En esa misma línea, explicó que las bajas físicas obligaron a reducir la rotación y eso terminó pasando factura en los últimos compromisos. “Sabemos que tantos jugadores tocados nos llevaron a acortar la rotación y pagamos el precio del cansancio. Igual no lo usamos como excusa. Tenemos que seguir trabajando y reponernos rápido para el partido con All Boys”, aseguró.
Finalmente, el entrenador palpitó el duelo del sábado y destacó el atractivo que tendrá el enfrentamiento entre dos de los grandes protagonistas de la región.

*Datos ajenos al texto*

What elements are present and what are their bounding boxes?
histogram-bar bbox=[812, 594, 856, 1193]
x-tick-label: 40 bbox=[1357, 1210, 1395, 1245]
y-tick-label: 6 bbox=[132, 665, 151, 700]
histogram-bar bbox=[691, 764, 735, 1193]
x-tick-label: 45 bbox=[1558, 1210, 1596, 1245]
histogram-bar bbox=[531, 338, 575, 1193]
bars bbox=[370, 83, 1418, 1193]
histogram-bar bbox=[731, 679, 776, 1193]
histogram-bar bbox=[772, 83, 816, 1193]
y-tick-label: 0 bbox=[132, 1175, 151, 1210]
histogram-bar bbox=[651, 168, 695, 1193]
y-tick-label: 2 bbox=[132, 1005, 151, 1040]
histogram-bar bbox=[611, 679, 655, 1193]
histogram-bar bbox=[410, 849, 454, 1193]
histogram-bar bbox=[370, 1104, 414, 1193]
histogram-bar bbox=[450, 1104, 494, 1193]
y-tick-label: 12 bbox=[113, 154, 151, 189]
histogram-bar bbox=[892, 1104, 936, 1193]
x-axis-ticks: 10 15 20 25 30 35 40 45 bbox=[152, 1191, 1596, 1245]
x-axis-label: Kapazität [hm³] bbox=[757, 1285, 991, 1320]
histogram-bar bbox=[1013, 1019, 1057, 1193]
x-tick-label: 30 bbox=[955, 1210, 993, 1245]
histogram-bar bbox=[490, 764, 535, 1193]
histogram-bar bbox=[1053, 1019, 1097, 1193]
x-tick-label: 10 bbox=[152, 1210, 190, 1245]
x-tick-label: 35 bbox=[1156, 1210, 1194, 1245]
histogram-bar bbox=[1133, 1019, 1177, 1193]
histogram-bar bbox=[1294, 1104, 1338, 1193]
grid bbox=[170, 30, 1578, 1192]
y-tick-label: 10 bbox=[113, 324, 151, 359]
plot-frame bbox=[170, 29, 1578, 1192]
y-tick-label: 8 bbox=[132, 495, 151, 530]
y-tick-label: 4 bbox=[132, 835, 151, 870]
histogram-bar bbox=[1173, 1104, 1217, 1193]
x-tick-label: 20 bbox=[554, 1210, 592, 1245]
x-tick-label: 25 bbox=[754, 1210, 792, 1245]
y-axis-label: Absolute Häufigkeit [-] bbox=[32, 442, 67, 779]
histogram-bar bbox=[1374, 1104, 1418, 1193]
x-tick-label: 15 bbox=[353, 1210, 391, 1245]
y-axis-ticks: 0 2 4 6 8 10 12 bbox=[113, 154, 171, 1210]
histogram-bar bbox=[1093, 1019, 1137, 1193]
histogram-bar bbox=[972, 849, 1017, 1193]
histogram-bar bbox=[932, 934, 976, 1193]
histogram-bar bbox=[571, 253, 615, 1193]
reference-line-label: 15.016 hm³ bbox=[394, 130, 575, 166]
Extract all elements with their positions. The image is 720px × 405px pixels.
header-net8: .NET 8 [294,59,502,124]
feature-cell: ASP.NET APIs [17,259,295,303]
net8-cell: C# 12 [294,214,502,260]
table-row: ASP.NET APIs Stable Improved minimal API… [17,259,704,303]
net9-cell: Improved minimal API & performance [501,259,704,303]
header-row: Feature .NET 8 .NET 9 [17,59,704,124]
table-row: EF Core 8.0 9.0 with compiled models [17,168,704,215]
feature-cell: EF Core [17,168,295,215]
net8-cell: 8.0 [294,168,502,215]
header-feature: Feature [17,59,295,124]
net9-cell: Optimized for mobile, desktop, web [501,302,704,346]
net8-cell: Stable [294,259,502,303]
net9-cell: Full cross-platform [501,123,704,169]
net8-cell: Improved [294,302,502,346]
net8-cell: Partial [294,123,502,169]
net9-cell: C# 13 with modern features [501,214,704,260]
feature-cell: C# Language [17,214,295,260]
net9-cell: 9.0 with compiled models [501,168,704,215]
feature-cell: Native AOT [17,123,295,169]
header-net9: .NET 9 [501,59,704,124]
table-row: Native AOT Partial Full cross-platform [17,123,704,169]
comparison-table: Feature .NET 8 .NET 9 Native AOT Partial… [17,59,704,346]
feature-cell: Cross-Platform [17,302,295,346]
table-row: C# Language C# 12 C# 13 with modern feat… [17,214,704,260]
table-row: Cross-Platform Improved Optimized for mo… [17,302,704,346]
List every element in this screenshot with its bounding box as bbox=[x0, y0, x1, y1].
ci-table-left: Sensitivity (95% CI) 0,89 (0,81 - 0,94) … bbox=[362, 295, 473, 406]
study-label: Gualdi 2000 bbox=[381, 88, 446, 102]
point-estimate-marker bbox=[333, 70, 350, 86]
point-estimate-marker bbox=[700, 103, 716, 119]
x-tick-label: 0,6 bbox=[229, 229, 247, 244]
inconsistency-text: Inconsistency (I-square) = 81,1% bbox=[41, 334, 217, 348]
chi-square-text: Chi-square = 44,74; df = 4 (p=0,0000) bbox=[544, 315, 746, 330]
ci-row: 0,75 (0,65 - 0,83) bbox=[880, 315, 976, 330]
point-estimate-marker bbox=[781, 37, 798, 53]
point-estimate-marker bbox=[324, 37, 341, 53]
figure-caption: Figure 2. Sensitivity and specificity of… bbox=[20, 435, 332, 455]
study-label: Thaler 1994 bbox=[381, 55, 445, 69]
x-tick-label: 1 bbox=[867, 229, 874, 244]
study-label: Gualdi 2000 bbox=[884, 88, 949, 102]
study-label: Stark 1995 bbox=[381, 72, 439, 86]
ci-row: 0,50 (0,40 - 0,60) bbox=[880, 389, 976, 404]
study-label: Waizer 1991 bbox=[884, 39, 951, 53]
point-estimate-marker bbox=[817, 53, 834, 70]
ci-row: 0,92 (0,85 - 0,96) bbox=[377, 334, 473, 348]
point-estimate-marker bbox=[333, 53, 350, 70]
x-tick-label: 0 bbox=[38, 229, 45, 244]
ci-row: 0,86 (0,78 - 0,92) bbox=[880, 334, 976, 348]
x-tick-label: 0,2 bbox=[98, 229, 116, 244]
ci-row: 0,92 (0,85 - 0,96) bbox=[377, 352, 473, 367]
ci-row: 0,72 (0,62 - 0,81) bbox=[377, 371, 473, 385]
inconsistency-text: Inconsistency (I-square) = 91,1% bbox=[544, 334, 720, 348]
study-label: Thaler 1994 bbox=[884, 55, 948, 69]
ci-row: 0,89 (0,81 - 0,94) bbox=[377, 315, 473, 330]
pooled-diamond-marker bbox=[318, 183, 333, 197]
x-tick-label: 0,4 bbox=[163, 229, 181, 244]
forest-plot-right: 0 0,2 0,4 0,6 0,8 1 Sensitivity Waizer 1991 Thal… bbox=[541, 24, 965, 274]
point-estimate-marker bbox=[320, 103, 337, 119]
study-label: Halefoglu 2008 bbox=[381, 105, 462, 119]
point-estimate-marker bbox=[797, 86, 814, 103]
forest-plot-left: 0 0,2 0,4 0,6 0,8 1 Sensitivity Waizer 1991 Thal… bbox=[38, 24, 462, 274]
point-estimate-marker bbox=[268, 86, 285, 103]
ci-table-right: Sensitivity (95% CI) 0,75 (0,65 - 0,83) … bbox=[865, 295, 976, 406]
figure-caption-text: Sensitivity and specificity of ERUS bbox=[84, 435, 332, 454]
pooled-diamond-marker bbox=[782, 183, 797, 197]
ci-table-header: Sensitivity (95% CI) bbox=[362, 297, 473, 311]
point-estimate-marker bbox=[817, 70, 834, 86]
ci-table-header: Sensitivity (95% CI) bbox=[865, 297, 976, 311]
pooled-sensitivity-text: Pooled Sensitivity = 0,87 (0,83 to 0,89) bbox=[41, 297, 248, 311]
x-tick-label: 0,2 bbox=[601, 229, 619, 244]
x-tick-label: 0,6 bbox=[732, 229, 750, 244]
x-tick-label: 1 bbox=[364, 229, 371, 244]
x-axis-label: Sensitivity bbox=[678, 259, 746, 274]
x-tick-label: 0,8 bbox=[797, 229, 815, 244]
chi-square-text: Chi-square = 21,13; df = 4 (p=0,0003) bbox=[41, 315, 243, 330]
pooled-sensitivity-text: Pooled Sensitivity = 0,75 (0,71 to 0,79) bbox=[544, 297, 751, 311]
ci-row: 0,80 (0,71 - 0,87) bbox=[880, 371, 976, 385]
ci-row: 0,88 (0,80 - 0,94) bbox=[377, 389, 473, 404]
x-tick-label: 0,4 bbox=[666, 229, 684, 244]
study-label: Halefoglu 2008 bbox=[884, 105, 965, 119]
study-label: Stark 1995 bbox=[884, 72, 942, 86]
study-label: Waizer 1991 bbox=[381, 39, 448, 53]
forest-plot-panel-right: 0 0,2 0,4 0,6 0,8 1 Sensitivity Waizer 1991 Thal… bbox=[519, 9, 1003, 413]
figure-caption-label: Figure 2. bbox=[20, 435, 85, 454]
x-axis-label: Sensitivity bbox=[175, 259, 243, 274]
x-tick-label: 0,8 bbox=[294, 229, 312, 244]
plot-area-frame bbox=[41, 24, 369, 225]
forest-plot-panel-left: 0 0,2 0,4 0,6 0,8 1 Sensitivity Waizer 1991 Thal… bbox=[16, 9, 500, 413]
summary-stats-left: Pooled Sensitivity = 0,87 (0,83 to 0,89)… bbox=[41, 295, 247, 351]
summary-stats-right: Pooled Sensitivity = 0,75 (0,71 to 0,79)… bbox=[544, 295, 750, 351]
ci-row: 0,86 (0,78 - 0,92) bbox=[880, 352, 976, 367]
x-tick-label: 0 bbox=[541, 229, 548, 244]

“Será un partido hermoso para todos. Son dos equipos protagonistas que siempre se entregan al máximo y con estilos muy diferentes. All Boys busca dominar cerca del aro y Ferro juega a un ritmo alto a partir de la generación de sus perimetrales. El que logre imponer su estilo se llevará el juego”, analizó.
Por último, dejó un mensaje para los hinchas verdolagas: “Que nos acompañen como hasta ahora. No podríamos haber llegado hasta acá sin ellos”.